Davis Liss : Songs of the Apocalypse
Commissaire : David Liss
Texte de David Liss
Traduit par Jennifer Couëll
L’exposition Chants de l’Apocalypse est directement inspirée des Chants d’innocence et des Chants d’expérience de William Blake. Ces recueils ont été publiés ensemble pour la première fois vers 1794, en tant que réflexion sur ce passage qui, selon Blake, conduit de l’innocence de l’enfance à la condition d’expérience de l’âge adulte, une étape qu’il décrivait comme une transition entre un état naturel et un état devenu étranger à la nature. Si, dans le lexique complexe de Blake, la rose représente l’innocence, et le ver invisible, l’infection destructrice de vie, le fait de devenir étranger est un symptôme des forces corruptrices du matérialisme et de notre peur incurable de la mort.
Chants de l’Apocalypse est le troisième projet d’une série d’expositions de groupe que j’ai montées au cours des deux dernières années. Véhiculant jusqu’à présent les visions d’une trentaine d’artistes, elles ont présenté divers points de vue et réflexions sur l’état actuel du monde et sur les caractéristiques physiques et psychologiques de ceux qui présentement l’habitent, en d’autres mots, nous !
Du Bhagavad-gita à la Bible, de l’Apocalypse de saint Jean à l’Enfer de Dante, des pronostics de Nostradamus à la phraséologie poétique de Blake, de Bosch à Black Sabbath, des théories eschato-logiques modernes et postmodernes aux scénarios de science fiction à la Armageddon et à la menace très réelle d’anéantissement nucléaire, il n’y a rien sur lequel on puisse méditer, rien que l’on puisse exprimer, qui soit aussi dramatique et inspirant que la Fin de Tout.

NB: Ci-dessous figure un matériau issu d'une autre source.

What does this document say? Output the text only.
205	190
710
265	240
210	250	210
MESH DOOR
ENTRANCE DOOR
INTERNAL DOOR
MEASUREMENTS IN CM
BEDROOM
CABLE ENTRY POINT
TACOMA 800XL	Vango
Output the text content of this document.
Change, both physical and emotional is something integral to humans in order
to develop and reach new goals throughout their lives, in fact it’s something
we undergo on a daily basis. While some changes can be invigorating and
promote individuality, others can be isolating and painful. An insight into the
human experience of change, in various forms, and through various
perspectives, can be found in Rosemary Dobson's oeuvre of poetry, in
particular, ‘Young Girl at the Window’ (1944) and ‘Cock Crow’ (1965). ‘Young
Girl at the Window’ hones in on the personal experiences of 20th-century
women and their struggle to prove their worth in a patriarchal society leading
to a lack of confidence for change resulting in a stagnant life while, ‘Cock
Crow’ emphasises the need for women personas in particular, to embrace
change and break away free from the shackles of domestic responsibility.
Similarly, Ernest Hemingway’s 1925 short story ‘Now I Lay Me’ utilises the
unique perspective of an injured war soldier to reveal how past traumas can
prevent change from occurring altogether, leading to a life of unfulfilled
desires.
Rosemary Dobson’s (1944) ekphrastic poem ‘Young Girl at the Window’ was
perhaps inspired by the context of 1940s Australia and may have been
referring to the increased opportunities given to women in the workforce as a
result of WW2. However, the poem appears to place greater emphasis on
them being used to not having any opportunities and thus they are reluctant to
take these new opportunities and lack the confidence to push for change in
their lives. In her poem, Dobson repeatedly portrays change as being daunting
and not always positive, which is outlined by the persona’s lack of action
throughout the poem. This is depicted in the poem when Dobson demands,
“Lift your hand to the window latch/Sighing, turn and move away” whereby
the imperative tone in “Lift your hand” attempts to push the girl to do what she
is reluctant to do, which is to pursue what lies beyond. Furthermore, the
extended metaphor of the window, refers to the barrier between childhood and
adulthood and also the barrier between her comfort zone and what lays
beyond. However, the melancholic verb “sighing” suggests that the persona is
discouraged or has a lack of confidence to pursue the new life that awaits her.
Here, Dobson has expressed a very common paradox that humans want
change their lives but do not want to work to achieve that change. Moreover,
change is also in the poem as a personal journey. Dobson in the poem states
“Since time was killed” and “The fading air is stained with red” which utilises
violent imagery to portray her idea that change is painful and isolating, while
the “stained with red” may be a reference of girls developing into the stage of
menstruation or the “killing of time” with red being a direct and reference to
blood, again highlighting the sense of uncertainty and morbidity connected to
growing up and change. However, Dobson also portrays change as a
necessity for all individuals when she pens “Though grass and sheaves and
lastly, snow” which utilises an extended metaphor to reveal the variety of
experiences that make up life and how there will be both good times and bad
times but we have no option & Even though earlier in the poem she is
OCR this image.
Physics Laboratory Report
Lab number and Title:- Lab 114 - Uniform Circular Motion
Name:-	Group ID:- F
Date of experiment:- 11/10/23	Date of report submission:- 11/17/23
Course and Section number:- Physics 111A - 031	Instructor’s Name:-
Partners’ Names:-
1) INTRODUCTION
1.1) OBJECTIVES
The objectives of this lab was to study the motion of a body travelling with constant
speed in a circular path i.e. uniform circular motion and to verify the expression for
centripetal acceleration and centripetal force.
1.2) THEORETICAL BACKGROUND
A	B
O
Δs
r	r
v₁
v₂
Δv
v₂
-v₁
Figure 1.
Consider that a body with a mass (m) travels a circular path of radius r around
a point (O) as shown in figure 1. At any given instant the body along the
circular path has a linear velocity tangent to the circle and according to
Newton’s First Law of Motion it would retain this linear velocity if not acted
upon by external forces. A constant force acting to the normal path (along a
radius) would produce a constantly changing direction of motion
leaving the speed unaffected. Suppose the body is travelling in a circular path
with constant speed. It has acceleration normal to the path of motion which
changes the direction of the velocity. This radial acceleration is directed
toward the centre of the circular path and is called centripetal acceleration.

En fait, cet état d’esprit « apocalyptique », ce ver invisible, pourrait être un aspect tout à fait naturel de notre conscience, un produit dérivé de la certitude que nous avons de notre propre mortalité. La mort fait partie intégrante de la vie. Bien que la fin potentielle de l’ensemble de notre espèce soit une perspective tragique, à tout le moins pour nous, elle pourrait très bien s’inscrire dans l’ordre naturel des choses.
La représentation de conjonctures apocalyptiques n’est pas forcément le propre des intentions de chacun des artistes réunis pour cette exposition, ni de chacune des thématiques abordées par leurs oeuvres, qui sont à des degrés divers sombres, troublantes, mystérieuses, exubérantes ou parfois même festives et humoris-tiques. Considérées dans leur ensemble, cependant, ces oeuvres sont, de manière directe ou indirecte, porteuses d’un pressentiment de mauvais augure. Chants de l’Apocalypse est le ver rendu visible la nuit; l’infection qui pénètre dans la rose; le virus de la conscience apocalyptique; la tempête hurlante; un poème étincelant; l’équivalent visuel d’une bande son pour la fin des temps.